Chicago | Reuters — U.S. corn and soybean futures weakened Wednesday on expectations that drier weather in the coming days will allow farmers in the Midwest to ramp up the harvest of what is expected to be record-large crops, traders said.
MGEX spring wheat and K.C. hard red winter wheat contracts firmed on tight stocks of high-protein supplies. Chicago Board of Trade soft red winter wheat futures were mixed, with nearby contracts steady to weaker while deferred contracts were firm.
MGEX spring wheat neared a one-month peak during the session.
“Though world supplies of wheat remain plentiful, quality concerns around the world are helping the U.S. attract some business,” Bryce Knorr, Farm Futures senior grain market analyst, said in a note to clients.

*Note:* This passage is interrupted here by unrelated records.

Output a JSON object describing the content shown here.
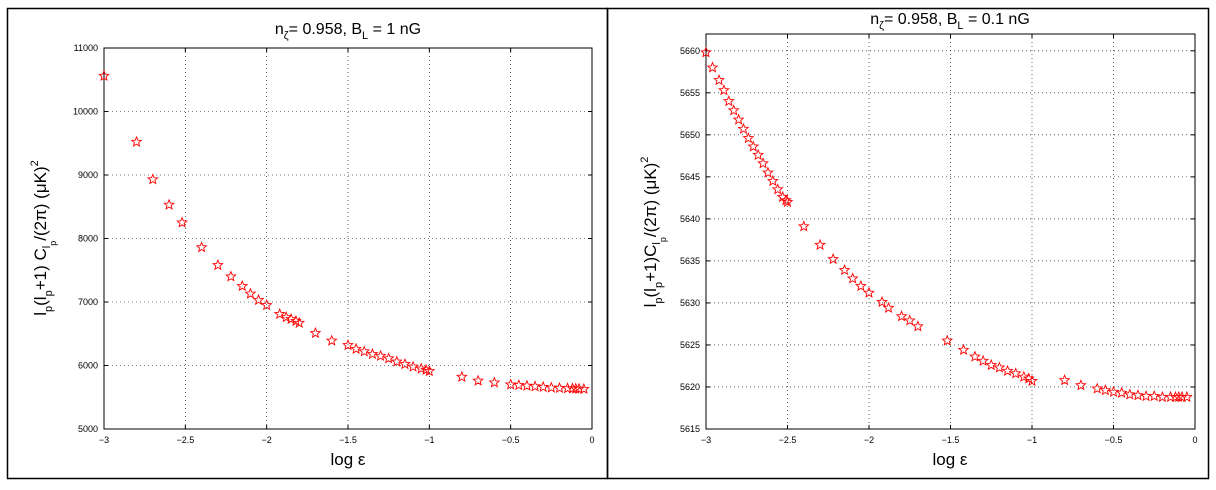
{
  "chart_data": [
    {
      "type": "scatter",
      "title": "n_ζ= 0.958, B_L = 1 nG",
      "title_parts": {
        "main": "n",
        "sub1": "ζ",
        "mid": "= 0.958, B",
        "sub2": "L",
        "tail": " = 1 nG"
      },
      "xlabel": "log ε",
      "ylabel_parts": {
        "p1": "l",
        "s1": "p",
        "p2": "(l",
        "s2": "p",
        "p3": "+1) C",
        "s3": "l",
        "s3b": "p",
        "p4": "/(2π) (μK)",
        "sup": "2"
      },
      "xlim": [
        -3,
        0
      ],
      "ylim": [
        5000,
        11000
      ],
      "xticks": [
        -3,
        -2.5,
        -2,
        -1.5,
        -1,
        -0.5,
        0
      ],
      "xtick_labels": [
        "−3",
        "−2.5",
        "−2",
        "−1.5",
        "−1",
        "−0.5",
        "0"
      ],
      "yticks": [
        5000,
        6000,
        7000,
        8000,
        9000,
        10000,
        11000
      ],
      "ytick_labels": [
        "5000",
        "6000",
        "7000",
        "8000",
        "9000",
        "10000",
        "11000"
      ],
      "grid": true,
      "marker": "star",
      "marker_color": "#ff0000",
      "x": [
        -3.0,
        -2.8,
        -2.7,
        -2.6,
        -2.52,
        -2.4,
        -2.3,
        -2.22,
        -2.15,
        -2.1,
        -2.05,
        -2.0,
        -1.92,
        -1.88,
        -1.85,
        -1.82,
        -1.8,
        -1.7,
        -1.6,
        -1.5,
        -1.45,
        -1.4,
        -1.35,
        -1.3,
        -1.25,
        -1.2,
        -1.15,
        -1.1,
        -1.05,
        -1.02,
        -1.0,
        -0.8,
        -0.7,
        -0.6,
        -0.5,
        -0.45,
        -0.4,
        -0.35,
        -0.3,
        -0.25,
        -0.2,
        -0.15,
        -0.12,
        -0.1,
        -0.08,
        -0.05
      ],
      "y": [
        10560,
        9520,
        8930,
        8530,
        8250,
        7860,
        7580,
        7400,
        7250,
        7130,
        7030,
        6950,
        6810,
        6760,
        6730,
        6700,
        6670,
        6510,
        6390,
        6320,
        6260,
        6220,
        6180,
        6150,
        6110,
        6060,
        6020,
        5980,
        5950,
        5930,
        5910,
        5820,
        5760,
        5730,
        5700,
        5690,
        5680,
        5670,
        5660,
        5650,
        5645,
        5640,
        5638,
        5635,
        5632,
        5630
      ]
    },
    {
      "type": "scatter",
      "title": "n_ζ= 0.958, B_L = 0.1 nG",
      "title_parts": {
        "main": "n",
        "sub1": "ζ",
        "mid": "= 0.958, B",
        "sub2": "L",
        "tail": " = 0.1 nG"
      },
      "xlabel": "log ε",
      "ylabel_parts": {
        "p1": "l",
        "s1": "p",
        "p2": "(l",
        "s2": "p",
        "p3": "+1)C",
        "s3": "l",
        "s3b": "p",
        "p4": "/(2π) (μK)",
        "sup": "2"
      },
      "xlim": [
        -3,
        0
      ],
      "ylim": [
        5615,
        5662
      ],
      "xticks": [
        -3,
        -2.5,
        -2,
        -1.5,
        -1,
        -0.5,
        0
      ],
      "xtick_labels": [
        "−3",
        "−2.5",
        "−2",
        "−1.5",
        "−1",
        "−0.5",
        "0"
      ],
      "yticks": [
        5615,
        5620,
        5625,
        5630,
        5635,
        5640,
        5645,
        5650,
        5655,
        5660
      ],
      "ytick_labels": [
        "5615",
        "5620",
        "5625",
        "5630",
        "5635",
        "5640",
        "5645",
        "5650",
        "5655",
        "5660"
      ],
      "grid": true,
      "marker": "star",
      "marker_color": "#ff0000",
      "x": [
        -3.0,
        -2.96,
        -2.92,
        -2.89,
        -2.86,
        -2.83,
        -2.8,
        -2.77,
        -2.74,
        -2.71,
        -2.68,
        -2.65,
        -2.62,
        -2.59,
        -2.56,
        -2.53,
        -2.51,
        -2.5,
        -2.4,
        -2.3,
        -2.22,
        -2.15,
        -2.1,
        -2.05,
        -2.0,
        -1.92,
        -1.88,
        -1.8,
        -1.75,
        -1.7,
        -1.52,
        -1.42,
        -1.35,
        -1.3,
        -1.25,
        -1.2,
        -1.15,
        -1.1,
        -1.05,
        -1.02,
        -1.0,
        -0.8,
        -0.7,
        -0.6,
        -0.55,
        -0.5,
        -0.45,
        -0.4,
        -0.35,
        -0.3,
        -0.25,
        -0.2,
        -0.15,
        -0.12,
        -0.1,
        -0.08,
        -0.05
      ],
      "y": [
        5659.8,
        5658.0,
        5656.5,
        5655.3,
        5654.0,
        5652.9,
        5651.8,
        5650.7,
        5649.6,
        5648.6,
        5647.6,
        5646.6,
        5645.5,
        5644.5,
        5643.5,
        5642.6,
        5642.2,
        5642.0,
        5639.1,
        5636.9,
        5635.2,
        5633.9,
        5632.9,
        5632.0,
        5631.2,
        5630.1,
        5629.4,
        5628.4,
        5627.9,
        5627.2,
        5625.5,
        5624.4,
        5623.6,
        5623.1,
        5622.6,
        5622.3,
        5621.9,
        5621.6,
        5621.2,
        5621.0,
        5620.7,
        5620.8,
        5620.2,
        5619.8,
        5619.6,
        5619.4,
        5619.3,
        5619.1,
        5619.0,
        5618.9,
        5618.9,
        5618.8,
        5618.8,
        5618.8,
        5618.8,
        5618.8,
        5618.8
      ]
    }
  ]
}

CBOT December soft red winter wheat settled down 3/4 cent at $4.03-1/4 a bushel (all figures US$). MGEX spring wheat for December delivery was up 5-3/4 cents at $5.08-1/2 a bushel.
“There was additional support for the wheat market with the Australian crop suffering from bad weather and hopes for more U.S. exports, said Frank Rijkers, agrifood economist at ABN AMRO Bank.
Australia’s wheat crop will likely fall short of official estimates of near-record volumes as heavy rains exacerbate recent damage to the crop. Problems in Australia could help push Asian export customers to the U.S., traders said.
CBOT December corn was down 2-1/2 cents at $3.29-1/4 a bushel and CBOT November soybeans were off seven cents at $9.45-1/2 a bushel.
“Corn was down most of the day, the culprit being harvest pressure,” said Charlie Sernatinger, global head of grain futures at ED+F Man Capital. “The weather looks fantastic this week for harvesting until the middle of next week.”
U.S. corn and soybean harvests have been advancing slightly slower than average, U.S. Department of Agriculture (USDA) data showed on Monday. But fields are expected to dry out in the coming days in the Midwest grain belts.
“Weather forecasts in the huge Midwest grain and soybean belts are looking drier, which is what is needed at this stage of the year when the combine harvesters are rolling,” Rijkers said. “It should be remembered that record-large U.S. soybean and corn crops are expected.”
— Mark Weinraub is a Reuters correspondent covering grain markets from Chicago. Additional reporting for Reuters by Michael Hogan in Hamburg and Naveen Thukral in Singapore.